Israel Defensive Racism
Israel’s Defensive Racism
A series of discriminatory laws have been proposed and discussed in the Knesset recently.Signs are multiplying that the State of Israel is pushing for a violent confrontation with the Arab population. They wish to change the names of cities and “Hebraicize” them, to destroy homes, to privatize the property of Palestinian refugees and Judaize it, to legislate the “loyalty” laws currently proposed by the dozen, in addition to the laws of citizenship and the Naqba. An entire state galloping toward confrontation.
The question arises as to why the State of Israel is legislating fundamentally racist laws? The more interesting question is, why is the state legislating these same laws when it already possesses sufficient tools with which to implement equivalent policies forming the basis of the current racist legislation. The State of Israel enjoys emergency laws and regulations inherited from the British mandate period, and, according to Adalah: The Legal Center for Arab Minority Rights in Israel, there currently exist more than twenty discriminatory laws, beginning with laws concerning immigration and citizenship and through land and planning laws, all the way to loyalty laws. So why does the state need additional laws, which are superfluous even from the perspective of state security?
We are not witness to defensive democracy but defensive racism. This is an encouraging sign, as the Arab population is sufficiently powerful and organized in defense of its rights and freedom of expression, and additional oppression and racism will simply contribute to the internal strength of this population.
The hidden racism is becoming open and stated. This does not alter the essence of the state, but as a state of law with a high degree of centralization, the state is giving a message to every racist that the law will not prevent him from expressing his nationalist yearnings, and so occurred the events in Acre last year and the buds for the coming future.
The Arab population blames the state of Israel and all of its political, security, legal and civilian administrations for intentionally pushing it into the corner and for the imposition of confrontation, after which there will perhaps be a collective use of the new laws. Laws which at their core are laws of confrontation as they are unenforceable without state violence.
The Arab population further contends that the State of Israel is walking on a very dangerous wire and racing in the direction of the Director of the General Security Services (GSS), who pegged the Arab population already in 2007 as a strategic danger, and of course for a strategic danger there will be an attempted targeted assassination from this same school of thought.
From another perspective, we are witnessing a state losing its balance and lacking in horizon. A state whose policy makers lag far behind historical developments. There is no other place in the world in which legislation is passed in response to the racist instinct of this or that minister who wishes to Hebraicize the name of an Arab-Palestinian town or determine for an Arab to whom he must be loyal. In this case, it is not the Arab population undergoing a crisis but the state, which is not missing any opportunity to attempt and harm the position of the Arab population and the entire Palestinian people.
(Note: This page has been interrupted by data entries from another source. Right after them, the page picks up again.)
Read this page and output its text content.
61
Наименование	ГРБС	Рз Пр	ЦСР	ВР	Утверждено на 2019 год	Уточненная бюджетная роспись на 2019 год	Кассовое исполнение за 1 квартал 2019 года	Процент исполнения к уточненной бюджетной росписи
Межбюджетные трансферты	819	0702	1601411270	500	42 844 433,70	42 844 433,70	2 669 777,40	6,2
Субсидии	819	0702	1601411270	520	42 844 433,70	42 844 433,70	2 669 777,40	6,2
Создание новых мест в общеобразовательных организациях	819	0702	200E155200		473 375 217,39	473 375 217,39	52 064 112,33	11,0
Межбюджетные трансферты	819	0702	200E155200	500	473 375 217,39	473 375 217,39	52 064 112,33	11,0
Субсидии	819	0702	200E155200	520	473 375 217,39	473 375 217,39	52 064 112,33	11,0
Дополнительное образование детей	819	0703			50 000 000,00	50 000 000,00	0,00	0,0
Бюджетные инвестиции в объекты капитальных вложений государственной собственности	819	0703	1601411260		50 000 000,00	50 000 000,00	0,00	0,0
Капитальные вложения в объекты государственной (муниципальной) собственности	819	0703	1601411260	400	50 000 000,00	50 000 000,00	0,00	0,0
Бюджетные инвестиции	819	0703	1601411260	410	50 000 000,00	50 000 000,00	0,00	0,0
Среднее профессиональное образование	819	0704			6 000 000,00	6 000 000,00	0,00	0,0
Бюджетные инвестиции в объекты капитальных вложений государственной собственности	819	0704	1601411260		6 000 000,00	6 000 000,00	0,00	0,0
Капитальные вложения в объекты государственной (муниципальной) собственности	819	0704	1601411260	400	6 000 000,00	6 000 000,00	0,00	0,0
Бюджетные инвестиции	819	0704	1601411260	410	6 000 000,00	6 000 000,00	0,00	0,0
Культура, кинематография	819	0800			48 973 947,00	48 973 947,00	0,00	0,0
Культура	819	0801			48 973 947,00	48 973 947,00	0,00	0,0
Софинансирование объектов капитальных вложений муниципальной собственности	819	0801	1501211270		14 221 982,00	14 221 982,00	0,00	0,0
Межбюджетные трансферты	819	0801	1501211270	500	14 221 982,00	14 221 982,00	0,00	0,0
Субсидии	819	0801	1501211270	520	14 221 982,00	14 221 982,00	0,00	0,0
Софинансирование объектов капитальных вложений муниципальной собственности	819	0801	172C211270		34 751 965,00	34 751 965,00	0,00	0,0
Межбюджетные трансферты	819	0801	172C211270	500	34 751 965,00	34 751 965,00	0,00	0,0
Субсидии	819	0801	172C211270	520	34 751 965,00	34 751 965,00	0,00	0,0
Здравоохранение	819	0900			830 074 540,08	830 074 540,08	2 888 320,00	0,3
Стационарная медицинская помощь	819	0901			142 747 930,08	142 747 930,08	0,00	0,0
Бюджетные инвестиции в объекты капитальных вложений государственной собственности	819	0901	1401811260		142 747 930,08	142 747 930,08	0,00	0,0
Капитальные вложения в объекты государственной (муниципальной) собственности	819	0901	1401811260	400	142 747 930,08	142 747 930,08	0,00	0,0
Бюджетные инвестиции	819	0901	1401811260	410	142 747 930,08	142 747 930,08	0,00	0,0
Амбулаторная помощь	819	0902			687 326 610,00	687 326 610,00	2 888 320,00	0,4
The State of Israel is attempting to cope with the natural development of the Arab-Palestinian consciousness which developed under conditions imposed upon the Palestinian people and to force loyalty, create collaborators or employ a mechanism of terror and fear of taking part in public life. A state that wants the Arab youth to forget its homeland, forget its people and to give up on the national and human dignity for enforced loyalty to the state of Jews. Go find such an Arab!
The State of Israel can indeed force a confrontation with the Arab population, but it cannot control the results of such a confrontation, not in the short term, and, more importantly, not in the long term. And if the State of Israel wishes to veto the legitimacy of the existence of the Arab population in the latter’s homeland, the legitimacy equation is not in the benefit of Israel and the Arab population is not the weak side.
The writer is Chairperson of the Public Committee for Defence of Freedoms in the framework of the Higher Arab Monitoring Committee, and Executive Director of Ittijah.